À la rencontre de Florian Lombardo, docteur de l’Université Paul Valéry en Sociologie

Futur docteur en sociologie de l’Université Paul Valery Montpellier III, Florian Lombardo est aussi entrepreneur. En juin 2023, il remporte le concours régional de pitch à l’entrepreneuriat grâce à son projet de prévention des suicides par les pairs. Le 5 octobre prochain, il présentera son  projet lors du BIG de BPI France. En attendant sa soutenance de thèse qui aura lieu lundi 18 septembre 2023, il répond à nos questions sur la combinaison « doctorat et entrepreneuriat ». 

En quelques mots, pouvez-vous nous dire qui vous êtes ?

Je m’appelle Florian Lombardo, je suis doctorant, en fin de thèse, et je fais beaucoup de choses dans la vie. J’aime aussi les arts martiaux, le dessin et les arts en tout genres.

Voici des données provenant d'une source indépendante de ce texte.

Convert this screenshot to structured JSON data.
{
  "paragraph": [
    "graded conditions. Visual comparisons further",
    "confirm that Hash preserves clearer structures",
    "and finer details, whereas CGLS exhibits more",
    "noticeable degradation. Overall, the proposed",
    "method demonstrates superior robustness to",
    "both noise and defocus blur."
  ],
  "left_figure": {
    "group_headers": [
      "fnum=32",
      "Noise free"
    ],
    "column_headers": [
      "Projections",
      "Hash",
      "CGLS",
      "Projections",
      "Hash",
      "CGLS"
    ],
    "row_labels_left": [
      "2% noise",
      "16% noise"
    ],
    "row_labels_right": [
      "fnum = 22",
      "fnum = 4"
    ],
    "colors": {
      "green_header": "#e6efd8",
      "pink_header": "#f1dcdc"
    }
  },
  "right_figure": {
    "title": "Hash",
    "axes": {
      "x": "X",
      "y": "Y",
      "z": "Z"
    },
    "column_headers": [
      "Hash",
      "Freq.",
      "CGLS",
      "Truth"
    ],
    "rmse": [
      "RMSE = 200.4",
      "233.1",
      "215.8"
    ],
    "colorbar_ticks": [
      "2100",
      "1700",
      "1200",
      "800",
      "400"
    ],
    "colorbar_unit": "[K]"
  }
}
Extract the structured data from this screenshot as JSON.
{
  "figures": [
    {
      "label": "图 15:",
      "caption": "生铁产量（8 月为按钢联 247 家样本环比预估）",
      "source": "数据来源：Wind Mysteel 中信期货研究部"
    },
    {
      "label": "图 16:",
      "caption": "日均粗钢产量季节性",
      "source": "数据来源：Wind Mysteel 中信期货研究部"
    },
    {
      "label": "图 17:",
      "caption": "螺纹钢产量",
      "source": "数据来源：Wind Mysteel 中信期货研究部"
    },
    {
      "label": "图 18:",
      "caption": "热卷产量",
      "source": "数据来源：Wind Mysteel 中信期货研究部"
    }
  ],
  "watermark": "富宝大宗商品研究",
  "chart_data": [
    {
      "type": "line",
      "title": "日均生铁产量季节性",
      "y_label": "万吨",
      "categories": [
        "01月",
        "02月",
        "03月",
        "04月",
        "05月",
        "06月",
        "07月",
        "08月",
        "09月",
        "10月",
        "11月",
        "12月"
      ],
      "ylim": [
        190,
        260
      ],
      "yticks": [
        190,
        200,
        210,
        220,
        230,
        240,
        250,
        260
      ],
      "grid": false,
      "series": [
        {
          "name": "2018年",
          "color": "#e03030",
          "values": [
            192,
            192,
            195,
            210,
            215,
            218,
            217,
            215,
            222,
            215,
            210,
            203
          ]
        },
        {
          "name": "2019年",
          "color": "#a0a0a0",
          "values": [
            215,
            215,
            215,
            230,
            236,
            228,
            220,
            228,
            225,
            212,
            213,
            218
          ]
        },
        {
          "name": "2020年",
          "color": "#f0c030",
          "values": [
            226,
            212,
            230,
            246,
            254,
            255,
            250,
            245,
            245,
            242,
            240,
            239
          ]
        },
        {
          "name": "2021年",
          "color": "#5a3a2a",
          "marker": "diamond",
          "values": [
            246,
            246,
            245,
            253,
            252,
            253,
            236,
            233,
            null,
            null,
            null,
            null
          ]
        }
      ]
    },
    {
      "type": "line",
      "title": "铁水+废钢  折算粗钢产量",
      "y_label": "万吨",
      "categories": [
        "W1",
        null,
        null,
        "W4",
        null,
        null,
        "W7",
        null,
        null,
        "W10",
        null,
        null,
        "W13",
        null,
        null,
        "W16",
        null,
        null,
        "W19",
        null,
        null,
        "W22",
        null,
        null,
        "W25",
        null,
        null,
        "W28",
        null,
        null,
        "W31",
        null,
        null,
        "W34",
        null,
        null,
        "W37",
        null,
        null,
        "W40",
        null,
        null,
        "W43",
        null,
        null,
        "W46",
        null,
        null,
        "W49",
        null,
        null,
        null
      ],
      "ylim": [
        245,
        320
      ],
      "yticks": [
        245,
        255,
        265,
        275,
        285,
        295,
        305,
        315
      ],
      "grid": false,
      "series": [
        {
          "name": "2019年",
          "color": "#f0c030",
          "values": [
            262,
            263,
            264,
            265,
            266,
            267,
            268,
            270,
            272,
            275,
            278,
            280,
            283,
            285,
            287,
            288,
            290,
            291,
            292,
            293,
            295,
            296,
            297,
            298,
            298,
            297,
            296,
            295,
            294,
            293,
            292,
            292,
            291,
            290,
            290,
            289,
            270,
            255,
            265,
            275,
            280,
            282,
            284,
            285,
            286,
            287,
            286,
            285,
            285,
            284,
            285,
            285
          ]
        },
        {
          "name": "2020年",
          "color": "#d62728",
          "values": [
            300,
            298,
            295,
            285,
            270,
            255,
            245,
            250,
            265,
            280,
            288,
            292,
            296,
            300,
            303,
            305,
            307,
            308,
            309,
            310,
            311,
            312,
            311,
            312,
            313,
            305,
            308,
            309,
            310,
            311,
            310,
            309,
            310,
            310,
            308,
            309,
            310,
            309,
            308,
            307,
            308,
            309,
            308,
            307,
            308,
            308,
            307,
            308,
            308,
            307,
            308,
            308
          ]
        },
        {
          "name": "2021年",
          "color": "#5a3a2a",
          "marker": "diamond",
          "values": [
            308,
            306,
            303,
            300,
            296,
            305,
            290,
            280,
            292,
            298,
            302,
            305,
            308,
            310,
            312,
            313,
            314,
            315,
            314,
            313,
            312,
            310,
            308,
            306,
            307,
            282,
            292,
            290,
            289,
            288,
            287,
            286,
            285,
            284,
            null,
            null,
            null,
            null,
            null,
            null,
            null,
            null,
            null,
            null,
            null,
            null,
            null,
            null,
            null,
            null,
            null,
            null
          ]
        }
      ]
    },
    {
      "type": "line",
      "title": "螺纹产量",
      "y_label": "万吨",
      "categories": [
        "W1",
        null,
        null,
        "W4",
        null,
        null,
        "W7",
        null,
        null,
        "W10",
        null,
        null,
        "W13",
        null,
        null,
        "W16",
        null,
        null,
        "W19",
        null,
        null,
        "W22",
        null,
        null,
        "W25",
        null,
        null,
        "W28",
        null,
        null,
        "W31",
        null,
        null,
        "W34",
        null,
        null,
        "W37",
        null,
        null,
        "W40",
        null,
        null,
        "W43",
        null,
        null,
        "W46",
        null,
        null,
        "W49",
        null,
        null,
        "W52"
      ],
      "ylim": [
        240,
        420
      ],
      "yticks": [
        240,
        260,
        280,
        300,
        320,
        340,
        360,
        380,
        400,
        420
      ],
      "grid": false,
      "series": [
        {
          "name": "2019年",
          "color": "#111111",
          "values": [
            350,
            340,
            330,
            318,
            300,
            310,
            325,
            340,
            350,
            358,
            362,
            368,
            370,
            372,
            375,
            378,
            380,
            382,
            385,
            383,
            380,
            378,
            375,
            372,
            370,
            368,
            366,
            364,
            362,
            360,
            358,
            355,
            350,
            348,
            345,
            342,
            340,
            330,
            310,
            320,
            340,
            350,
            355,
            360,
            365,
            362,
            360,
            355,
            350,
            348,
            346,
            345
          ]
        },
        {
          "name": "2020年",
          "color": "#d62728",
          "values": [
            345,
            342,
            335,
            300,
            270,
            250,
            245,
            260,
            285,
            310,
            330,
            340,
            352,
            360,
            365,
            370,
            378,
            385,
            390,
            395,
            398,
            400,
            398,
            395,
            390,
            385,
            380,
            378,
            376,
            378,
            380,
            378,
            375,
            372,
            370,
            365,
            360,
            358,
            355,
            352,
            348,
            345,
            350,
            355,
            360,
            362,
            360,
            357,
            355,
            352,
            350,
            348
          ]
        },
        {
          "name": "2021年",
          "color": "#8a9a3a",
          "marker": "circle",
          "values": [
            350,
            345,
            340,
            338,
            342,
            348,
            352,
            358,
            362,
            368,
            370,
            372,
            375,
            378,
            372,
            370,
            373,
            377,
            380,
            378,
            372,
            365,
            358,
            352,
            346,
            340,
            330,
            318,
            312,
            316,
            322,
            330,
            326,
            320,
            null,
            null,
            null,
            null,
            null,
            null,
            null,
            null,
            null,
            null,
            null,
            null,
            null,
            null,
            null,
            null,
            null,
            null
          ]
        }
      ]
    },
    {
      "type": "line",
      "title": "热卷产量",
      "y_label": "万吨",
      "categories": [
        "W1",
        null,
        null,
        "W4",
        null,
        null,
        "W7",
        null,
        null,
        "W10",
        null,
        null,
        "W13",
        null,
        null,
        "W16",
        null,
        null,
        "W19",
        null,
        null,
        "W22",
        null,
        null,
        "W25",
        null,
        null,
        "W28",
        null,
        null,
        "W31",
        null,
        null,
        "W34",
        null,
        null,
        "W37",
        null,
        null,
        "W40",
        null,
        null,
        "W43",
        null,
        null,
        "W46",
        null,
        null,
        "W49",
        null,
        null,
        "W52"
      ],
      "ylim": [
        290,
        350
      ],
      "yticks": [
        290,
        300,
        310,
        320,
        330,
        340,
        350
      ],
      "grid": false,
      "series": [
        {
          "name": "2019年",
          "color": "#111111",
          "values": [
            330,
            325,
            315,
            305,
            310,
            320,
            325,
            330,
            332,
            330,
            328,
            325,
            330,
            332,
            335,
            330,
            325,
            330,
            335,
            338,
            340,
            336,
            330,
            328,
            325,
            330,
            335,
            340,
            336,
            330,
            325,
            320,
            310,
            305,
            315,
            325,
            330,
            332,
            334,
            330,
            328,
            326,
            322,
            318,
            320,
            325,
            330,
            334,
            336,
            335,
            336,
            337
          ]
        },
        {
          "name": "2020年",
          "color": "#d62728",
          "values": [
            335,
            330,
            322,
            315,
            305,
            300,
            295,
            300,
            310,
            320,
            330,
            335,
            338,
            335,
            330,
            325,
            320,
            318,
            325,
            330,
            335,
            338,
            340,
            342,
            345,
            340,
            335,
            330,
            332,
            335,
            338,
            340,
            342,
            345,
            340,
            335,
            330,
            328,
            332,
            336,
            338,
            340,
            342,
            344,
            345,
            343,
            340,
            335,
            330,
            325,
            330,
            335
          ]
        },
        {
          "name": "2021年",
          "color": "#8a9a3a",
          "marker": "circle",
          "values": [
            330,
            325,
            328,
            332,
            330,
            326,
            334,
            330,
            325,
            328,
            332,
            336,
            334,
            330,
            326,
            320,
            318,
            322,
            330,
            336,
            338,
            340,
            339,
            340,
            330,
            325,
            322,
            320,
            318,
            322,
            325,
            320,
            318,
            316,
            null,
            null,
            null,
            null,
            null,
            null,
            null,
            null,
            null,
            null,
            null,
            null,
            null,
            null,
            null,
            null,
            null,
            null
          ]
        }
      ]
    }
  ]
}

Quel est votre parcours universitaire ?

Après le bac, je me suis inscrit en sociologie un peu par hasard. En terminale on n’en fait pas et on ne sait pas vraiment ce que c’est, et j’ai bien aimé. Initialement je voulais être enseignant dans le primaire donc j’ai rapidement fait des doubles cursus pour continuer la sociologie. J’ai validé une licence de science de l’éducation et une licence de sociologie. En parallèle de mon Master en sociologie, j’ai fait un M1 en Philosophie et un M2 MEEF (Métier de l’Enseignement et de la formation) pour me préparer au concours de l’enseignement.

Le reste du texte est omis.